No entropy fallback — the pattern set is regex-only; a high-entropy token in an unfamiliar format passes through. Operator-tunable entropy gating is a candidate enhancement.
SSE is buffer-then-restore, not true per-chunk streaming — long-running streams block until completion. True per-chunk streaming is planned.

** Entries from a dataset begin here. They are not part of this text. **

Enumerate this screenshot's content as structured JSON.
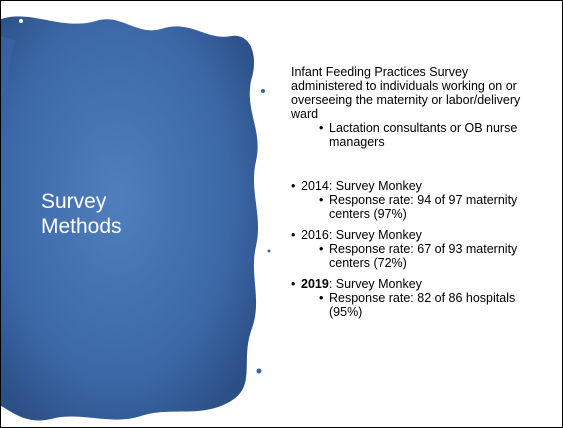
{
  "title": "Survey Methods",
  "intro": {
    "text": "Infant Feeding Practices Survey administered to individuals working on or overseeing the maternity or labor/delivery ward",
    "sub": "Lactation consultants or OB nurse managers"
  },
  "bullets": [
    {
      "year": "2014",
      "rest": ": Survey Monkey",
      "bold": false,
      "detail": "Response rate: 94 of 97 maternity centers (97%)"
    },
    {
      "year": "2016",
      "rest": ": Survey Monkey",
      "bold": false,
      "detail": "Response rate: 67 of 93 maternity centers (72%)"
    },
    {
      "year": "2019",
      "rest": ": Survey Monkey",
      "bold": true,
      "detail": "Response rate: 82 of 86 hospitals (95%)"
    }
  ]
}
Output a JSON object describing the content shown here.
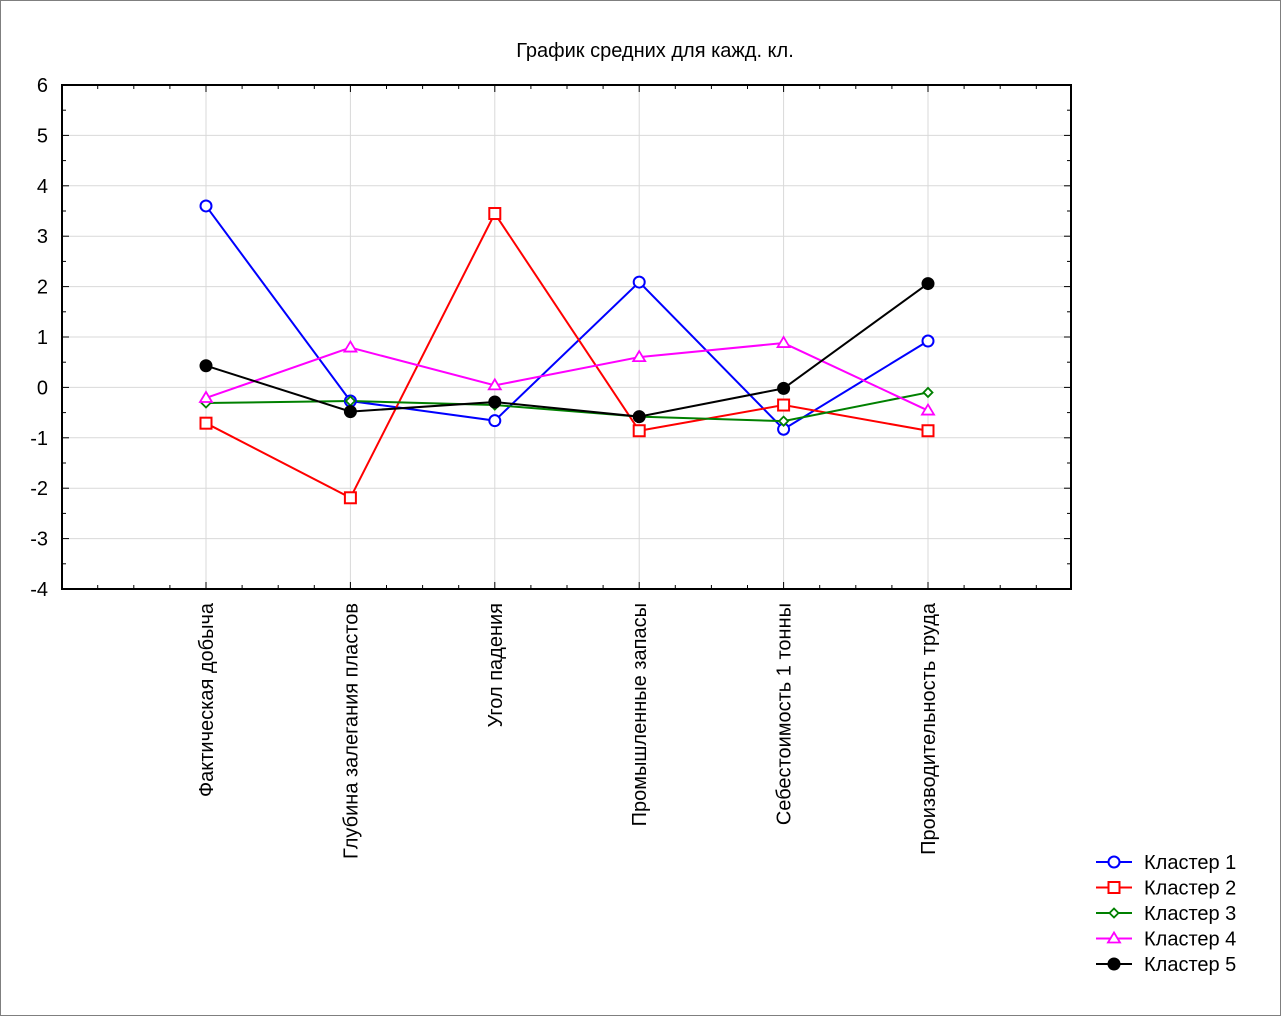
{
  "chart_data": {
    "type": "line",
    "title": "График средних для кажд. кл.",
    "xlabel": "",
    "ylabel": "",
    "ylim": [
      -4,
      6
    ],
    "yticks": [
      6,
      5,
      4,
      3,
      2,
      1,
      0,
      -1,
      -2,
      -3,
      -4
    ],
    "grid": true,
    "legend_position": "bottom-right",
    "categories": [
      "Фактическая добыча",
      "Глубина залегания пластов",
      "Угол падения",
      "Промышленные запасы",
      "Себестоимость 1 тонны",
      "Производительность труда"
    ],
    "series": [
      {
        "name": "Кластер  1",
        "color": "#0000ff",
        "marker": "circle-open",
        "values": [
          3.6,
          -0.27,
          -0.66,
          2.09,
          -0.83,
          0.92
        ]
      },
      {
        "name": "Кластер  2",
        "color": "#ff0000",
        "marker": "square-open",
        "values": [
          -0.71,
          -2.19,
          3.45,
          -0.86,
          -0.35,
          -0.86
        ]
      },
      {
        "name": "Кластер  3",
        "color": "#008000",
        "marker": "diamond-open",
        "values": [
          -0.31,
          -0.27,
          -0.35,
          -0.58,
          -0.67,
          -0.1
        ]
      },
      {
        "name": "Кластер  4",
        "color": "#ff00ff",
        "marker": "triangle-open",
        "values": [
          -0.21,
          0.79,
          0.04,
          0.6,
          0.88,
          -0.46
        ]
      },
      {
        "name": "Кластер  5",
        "color": "#000000",
        "marker": "circle-filled",
        "values": [
          0.43,
          -0.48,
          -0.29,
          -0.58,
          -0.02,
          2.06
        ]
      }
    ]
  }
}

Compliance framework mapping

Every chain line carries a frameworks tag list mapping the operation to recognized control families. Representative tags:

`line_type`	Framework tags
`redaction`	`SOC2-CC7.2`, `SOC2-CC9.2`, `OWASP-LLM-02`, `OWASP-LLM-06`, `EU-AI-Act-Art-12`, `EU-AI-Act-Art-13`, `MITRE-ATLAS-T0048`, `NIST-800-53-AC-4`
`detokenization`	`SOC2-CC7.2`, `OWASP-LLM-02`
`killswitch`	`SOC2-CC7.3`, `EU-AI-Act-Art-15`
`policy_change`	`SOC2-CC8.1`
`manifest`	`SOC2-CC4.1`, `EU-AI-Act-Art-12`

Families: SOC 2 (monitoring, system ops, change management, risk mitigation), OWASP-LLM (insecure output handling, sensitive-information disclosure), EU AI Act (record-keeping, transparency, accuracy/robustness), MITRE ATLAS (sensitive-data exposure), NIST 800-53 (information-flow enforcement).